Death

Some years ago, I was afraid of night. Death never entered my mind. It was the cause of the death that I feared most. Actually, the fear was that death was supposed to come at night; therefore, someone, a stranger, was going to murder me at night.

If we went to visit someone, like my grandmother, we would have to double up in bed. I would always insist in sleeping in the middle. That way I would be safe and knew that the cover would not be pulled off me.

Other times, at night, I would envision imaginary things, such as ghosts, and scream and cry for I just knew ‘it’ had come to get me. Then, my dad would come and sleep with me. I knew I would be safe with him as he consoled me.

Now, at night, I sleep in a bed by myself. It has been fifty years since I felt that way and have reasoned it all out.

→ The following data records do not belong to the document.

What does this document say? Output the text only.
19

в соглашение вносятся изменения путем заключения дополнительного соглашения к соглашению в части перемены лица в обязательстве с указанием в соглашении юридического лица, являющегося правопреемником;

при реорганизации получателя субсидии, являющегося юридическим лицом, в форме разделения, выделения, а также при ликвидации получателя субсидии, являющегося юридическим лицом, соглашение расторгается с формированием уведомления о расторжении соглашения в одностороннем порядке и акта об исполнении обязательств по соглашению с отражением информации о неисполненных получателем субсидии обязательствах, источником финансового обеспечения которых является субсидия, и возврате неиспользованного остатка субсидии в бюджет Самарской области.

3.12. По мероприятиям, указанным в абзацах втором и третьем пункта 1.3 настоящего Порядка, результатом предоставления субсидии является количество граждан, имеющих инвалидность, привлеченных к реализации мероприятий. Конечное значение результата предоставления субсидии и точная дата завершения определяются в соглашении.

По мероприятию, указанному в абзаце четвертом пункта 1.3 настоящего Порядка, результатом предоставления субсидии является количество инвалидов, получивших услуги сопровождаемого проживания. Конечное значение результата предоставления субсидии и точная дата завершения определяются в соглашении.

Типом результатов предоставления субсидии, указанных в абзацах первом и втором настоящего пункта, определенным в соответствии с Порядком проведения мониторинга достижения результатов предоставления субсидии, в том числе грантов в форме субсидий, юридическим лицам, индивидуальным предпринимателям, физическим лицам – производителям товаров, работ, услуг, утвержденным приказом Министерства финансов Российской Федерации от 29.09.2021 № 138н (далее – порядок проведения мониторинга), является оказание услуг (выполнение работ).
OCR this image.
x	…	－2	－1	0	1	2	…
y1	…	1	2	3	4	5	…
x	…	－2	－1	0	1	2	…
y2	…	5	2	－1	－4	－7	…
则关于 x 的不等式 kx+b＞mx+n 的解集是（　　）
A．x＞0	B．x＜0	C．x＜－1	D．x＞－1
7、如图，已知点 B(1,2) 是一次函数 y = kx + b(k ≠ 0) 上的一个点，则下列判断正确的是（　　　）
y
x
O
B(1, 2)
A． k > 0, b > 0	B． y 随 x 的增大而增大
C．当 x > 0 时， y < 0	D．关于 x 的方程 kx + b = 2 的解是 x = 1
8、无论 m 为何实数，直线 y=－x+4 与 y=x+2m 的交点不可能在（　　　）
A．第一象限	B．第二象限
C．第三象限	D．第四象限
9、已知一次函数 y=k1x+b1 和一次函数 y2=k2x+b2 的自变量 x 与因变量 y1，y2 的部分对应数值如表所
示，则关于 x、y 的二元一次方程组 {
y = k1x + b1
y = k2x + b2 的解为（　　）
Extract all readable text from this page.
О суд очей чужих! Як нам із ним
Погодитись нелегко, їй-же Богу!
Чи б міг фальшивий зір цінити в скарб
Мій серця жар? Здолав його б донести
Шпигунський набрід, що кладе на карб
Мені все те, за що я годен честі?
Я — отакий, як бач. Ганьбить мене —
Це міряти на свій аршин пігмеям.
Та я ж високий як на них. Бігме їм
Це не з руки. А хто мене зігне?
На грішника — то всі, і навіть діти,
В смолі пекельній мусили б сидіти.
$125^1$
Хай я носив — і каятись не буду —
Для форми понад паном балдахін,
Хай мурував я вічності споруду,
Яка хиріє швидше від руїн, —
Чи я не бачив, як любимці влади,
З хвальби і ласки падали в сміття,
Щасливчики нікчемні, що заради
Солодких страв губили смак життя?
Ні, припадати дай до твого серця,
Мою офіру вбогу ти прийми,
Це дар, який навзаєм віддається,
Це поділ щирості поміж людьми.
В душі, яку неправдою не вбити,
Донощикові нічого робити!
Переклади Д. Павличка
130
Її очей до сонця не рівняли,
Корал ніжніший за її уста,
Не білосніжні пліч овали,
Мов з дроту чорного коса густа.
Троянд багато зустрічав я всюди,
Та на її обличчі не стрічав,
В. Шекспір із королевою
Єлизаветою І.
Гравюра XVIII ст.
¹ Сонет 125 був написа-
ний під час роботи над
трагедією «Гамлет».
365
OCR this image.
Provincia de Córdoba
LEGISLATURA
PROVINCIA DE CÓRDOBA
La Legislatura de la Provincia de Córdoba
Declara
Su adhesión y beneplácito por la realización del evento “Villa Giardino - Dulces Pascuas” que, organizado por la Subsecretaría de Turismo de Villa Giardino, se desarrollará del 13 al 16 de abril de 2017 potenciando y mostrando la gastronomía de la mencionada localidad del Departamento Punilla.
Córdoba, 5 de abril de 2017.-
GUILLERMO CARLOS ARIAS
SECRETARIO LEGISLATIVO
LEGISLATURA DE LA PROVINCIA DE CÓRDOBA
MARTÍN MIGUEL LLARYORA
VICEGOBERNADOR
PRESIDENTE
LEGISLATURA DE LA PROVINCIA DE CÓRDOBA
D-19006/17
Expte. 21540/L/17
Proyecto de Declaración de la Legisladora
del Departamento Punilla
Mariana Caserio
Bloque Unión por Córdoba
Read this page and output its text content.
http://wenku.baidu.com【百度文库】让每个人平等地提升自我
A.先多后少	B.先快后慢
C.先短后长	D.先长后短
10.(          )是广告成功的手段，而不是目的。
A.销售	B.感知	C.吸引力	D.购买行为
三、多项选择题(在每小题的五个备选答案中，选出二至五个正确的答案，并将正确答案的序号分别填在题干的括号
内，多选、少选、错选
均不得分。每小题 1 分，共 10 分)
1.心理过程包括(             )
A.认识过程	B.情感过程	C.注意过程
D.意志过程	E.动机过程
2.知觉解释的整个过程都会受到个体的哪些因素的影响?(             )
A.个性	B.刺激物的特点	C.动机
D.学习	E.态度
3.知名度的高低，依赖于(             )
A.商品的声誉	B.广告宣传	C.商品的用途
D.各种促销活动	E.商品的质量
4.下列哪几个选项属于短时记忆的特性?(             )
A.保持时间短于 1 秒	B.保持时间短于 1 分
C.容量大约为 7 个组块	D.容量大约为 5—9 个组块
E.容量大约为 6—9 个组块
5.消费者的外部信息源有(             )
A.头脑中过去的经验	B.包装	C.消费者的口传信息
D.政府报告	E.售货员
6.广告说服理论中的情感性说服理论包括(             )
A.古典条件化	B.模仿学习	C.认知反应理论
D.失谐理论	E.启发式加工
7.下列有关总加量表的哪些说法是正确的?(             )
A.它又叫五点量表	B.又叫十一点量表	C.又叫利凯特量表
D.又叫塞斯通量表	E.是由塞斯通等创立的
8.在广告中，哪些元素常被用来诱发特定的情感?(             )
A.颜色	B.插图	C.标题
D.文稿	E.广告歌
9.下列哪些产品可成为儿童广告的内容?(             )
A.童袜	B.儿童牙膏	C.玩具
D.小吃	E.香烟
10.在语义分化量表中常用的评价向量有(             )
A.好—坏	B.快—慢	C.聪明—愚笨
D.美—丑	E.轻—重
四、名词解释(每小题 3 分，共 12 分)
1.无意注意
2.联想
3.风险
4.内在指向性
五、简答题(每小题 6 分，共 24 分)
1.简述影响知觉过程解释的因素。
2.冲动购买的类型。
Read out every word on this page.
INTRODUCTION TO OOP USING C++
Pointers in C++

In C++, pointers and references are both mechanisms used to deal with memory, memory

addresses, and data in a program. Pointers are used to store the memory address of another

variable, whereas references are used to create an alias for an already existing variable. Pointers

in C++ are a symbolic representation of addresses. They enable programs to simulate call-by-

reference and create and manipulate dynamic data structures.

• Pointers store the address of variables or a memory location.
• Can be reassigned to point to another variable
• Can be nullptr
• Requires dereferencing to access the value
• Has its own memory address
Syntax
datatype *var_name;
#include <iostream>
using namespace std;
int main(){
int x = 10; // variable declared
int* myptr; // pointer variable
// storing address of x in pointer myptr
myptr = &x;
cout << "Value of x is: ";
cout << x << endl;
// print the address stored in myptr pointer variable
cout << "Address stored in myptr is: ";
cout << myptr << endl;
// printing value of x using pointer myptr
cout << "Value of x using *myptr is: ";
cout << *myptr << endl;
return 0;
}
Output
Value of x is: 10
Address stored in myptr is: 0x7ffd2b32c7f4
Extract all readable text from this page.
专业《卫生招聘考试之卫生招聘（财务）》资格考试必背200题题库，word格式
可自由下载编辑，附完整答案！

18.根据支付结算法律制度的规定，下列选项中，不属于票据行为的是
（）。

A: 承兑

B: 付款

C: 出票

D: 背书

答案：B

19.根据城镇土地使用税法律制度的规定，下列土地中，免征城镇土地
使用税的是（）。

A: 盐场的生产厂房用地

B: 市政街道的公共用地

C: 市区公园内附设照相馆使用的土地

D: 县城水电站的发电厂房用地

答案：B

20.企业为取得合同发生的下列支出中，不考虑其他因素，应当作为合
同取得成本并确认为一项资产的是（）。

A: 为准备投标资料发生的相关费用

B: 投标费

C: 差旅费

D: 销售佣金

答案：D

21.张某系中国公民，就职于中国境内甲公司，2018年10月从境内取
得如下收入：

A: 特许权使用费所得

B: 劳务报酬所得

I was a child then and no one knew me well enough to have a grudge against me enough to murder me and as far as I know, they don’t now.

We have nothing to fear but fear itself. I have often heard that and try to adhere to it. Death is not painful. It is the pain from the illness that leads to death that is so horrible. Once you have been through so much pain and it is so unbearable that you cannot tolerate it, death would probably be welcomed.

Of course, we all fear death and worry about what we are leaving behind. For instance, will the children be okay? What will happen to them? Thinking about that, our parents are gone or will be going and I am sure they had the same thoughts. They are going to be okay. Just as we were okay.

As for life after, if there is, there is and if there is not, then there is not. According to the Bible that I was raised by, if you have lived by it, then there is an afterlife. It’s hard to think that I would be on the list to go to Heaven but then, again, I can hardly believe I have been bad enough to be sent to Hell.

My suggestion is to not worry about it. Death is sure to come but, none of us know when.

There is one thing that bothers me about death. When I am dead, before I decided on cremation, I didn’t want a bunch of people at my funeral looking down on me in a casket. That worried me for the longest, then, cremation became the simplest way to dispose of a body and that is my choice. It brought to mind “Rosemary’s Baby”, the movie, when all the people were looking down at her baby. That is one thing I do not want.